This work addresses the high computational complexity of conventional self-attention mechanisms in medical image segmentation and their limited ability to effectively integrate local and global contextual information. To overcome these challenges, the authors propose USEMA, a hybrid UNet architecture that combines convolutional neural networks with a novel SEMA attention mechanism. The approach leverages local window-based attention to mitigate attention dispersion and introduces an efficient global modeling strategy based on arithmetic averaging. Notably, it unifies Mamba-style attention with a synergistic local–global interaction mechanism. Experimental results demonstrate that USEMA consistently outperforms pure CNN, Transformer, and Mamba-based models across diverse imaging modalities and input resolutions, achieving superior segmentation accuracy while maintaining computational efficiency.

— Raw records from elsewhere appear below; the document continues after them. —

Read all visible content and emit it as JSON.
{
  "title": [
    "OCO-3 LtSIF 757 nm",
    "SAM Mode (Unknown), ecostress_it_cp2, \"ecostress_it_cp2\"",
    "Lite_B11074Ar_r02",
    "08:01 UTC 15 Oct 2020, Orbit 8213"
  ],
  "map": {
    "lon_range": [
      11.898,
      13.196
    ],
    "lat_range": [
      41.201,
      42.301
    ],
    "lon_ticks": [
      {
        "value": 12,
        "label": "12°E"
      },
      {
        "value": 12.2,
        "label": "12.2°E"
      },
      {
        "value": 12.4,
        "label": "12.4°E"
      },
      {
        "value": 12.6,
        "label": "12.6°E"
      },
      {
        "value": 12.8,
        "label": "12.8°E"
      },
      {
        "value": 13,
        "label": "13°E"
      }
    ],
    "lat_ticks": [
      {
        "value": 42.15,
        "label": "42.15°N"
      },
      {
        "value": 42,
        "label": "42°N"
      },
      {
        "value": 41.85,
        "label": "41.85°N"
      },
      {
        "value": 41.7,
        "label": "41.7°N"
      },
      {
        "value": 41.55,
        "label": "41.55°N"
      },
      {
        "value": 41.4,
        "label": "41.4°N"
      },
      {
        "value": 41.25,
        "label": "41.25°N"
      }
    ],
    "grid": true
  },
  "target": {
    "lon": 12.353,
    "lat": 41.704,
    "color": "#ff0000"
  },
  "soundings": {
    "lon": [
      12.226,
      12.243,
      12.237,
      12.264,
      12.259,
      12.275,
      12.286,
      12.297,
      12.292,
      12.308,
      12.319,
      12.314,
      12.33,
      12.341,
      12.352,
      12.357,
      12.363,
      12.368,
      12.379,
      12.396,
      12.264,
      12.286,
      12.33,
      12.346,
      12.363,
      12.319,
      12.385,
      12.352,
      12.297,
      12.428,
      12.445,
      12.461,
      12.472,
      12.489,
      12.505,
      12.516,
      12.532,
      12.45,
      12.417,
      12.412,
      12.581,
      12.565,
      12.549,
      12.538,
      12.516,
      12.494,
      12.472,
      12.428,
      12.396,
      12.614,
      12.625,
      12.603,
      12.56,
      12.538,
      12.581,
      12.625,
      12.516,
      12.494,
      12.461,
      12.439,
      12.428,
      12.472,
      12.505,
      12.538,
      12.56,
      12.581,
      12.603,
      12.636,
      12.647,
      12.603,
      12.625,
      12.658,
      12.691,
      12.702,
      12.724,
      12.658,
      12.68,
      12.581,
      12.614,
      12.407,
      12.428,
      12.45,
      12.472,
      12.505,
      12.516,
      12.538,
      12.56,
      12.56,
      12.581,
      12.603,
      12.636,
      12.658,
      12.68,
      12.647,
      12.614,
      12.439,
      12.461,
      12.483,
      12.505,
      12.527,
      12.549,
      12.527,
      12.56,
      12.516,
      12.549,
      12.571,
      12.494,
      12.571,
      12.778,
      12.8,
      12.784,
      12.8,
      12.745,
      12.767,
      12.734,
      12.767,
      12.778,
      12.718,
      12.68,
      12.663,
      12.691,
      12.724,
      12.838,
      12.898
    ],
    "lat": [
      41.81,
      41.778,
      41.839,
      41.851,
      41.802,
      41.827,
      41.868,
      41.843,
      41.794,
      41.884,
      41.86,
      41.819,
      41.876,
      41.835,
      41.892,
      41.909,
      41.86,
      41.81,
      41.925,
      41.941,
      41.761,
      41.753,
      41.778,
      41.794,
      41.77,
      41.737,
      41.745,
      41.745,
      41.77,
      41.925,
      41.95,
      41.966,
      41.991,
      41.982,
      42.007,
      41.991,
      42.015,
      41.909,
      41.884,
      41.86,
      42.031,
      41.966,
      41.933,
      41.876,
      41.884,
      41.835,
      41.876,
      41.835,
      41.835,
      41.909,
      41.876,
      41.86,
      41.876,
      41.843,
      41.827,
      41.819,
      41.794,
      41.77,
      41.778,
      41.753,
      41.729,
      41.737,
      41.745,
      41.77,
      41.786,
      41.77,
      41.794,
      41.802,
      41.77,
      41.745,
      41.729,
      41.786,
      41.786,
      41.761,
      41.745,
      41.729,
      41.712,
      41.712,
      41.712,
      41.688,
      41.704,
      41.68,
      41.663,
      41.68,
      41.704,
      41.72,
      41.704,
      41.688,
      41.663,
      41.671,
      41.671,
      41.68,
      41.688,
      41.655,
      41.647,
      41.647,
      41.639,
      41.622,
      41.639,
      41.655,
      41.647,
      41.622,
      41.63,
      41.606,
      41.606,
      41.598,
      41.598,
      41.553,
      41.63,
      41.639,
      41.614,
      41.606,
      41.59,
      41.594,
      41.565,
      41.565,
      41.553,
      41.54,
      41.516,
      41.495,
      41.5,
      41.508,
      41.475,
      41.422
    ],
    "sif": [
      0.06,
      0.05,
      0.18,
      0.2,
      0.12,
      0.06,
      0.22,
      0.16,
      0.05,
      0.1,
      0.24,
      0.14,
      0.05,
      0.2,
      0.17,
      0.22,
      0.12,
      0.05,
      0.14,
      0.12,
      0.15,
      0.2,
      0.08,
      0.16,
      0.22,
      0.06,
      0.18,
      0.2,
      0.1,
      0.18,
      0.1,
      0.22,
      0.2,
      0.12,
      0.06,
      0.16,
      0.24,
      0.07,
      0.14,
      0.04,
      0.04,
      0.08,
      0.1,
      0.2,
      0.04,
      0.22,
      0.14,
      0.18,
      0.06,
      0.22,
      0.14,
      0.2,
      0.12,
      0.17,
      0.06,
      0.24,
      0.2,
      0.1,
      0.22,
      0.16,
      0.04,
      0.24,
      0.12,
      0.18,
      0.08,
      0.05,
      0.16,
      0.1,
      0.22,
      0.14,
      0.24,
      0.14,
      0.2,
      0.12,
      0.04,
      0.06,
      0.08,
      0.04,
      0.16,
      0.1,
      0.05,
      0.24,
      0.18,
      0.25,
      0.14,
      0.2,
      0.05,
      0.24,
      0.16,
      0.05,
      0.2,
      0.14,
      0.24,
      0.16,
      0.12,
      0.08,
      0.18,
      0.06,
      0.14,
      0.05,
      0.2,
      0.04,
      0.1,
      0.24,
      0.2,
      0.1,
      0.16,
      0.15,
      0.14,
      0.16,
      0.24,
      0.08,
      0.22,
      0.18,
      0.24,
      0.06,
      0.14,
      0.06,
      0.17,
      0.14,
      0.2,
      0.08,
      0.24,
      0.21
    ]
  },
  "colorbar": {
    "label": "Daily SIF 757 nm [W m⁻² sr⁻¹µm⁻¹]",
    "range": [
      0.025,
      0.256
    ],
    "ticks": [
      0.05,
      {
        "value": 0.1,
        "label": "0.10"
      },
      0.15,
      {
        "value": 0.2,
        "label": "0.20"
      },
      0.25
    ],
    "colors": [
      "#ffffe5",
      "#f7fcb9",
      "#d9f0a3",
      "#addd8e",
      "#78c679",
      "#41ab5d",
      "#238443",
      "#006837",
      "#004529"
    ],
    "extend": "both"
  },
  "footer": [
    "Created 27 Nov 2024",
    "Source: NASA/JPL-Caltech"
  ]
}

Accurate medical image segmentation is an integral part of the medical image analysis pipeline that requires the ability to merge local and global information. While vision transformers are able to capture global interactions using vanilla self-attention, their quadratic computational complexity in the input size remains a struggle for medical image segmentation tasks. Motivated by the dispersion property of vanilla self-attention and recent development of Mamba form of attention, Scalable and Efficient Mamba like Attention (SEMA) utilizes token localization via local window attention to avoid dispersion and maintain focusing, complemented by theoretically consistent arithmetic averaging to capture global aspect of attention. In this work, we present USEMA, a hybrid UNet architecture that merges the local feature extraction ability of convolutional neural networks (CNNs) with SEMA attention. We conduct experiments with USEMA across a variety of modalities and image sizes, demonstrating improved computational efficiency compared to transformer based models using full self-attention, and superior segmentation performance relative to purely convolution and Mamba-based models.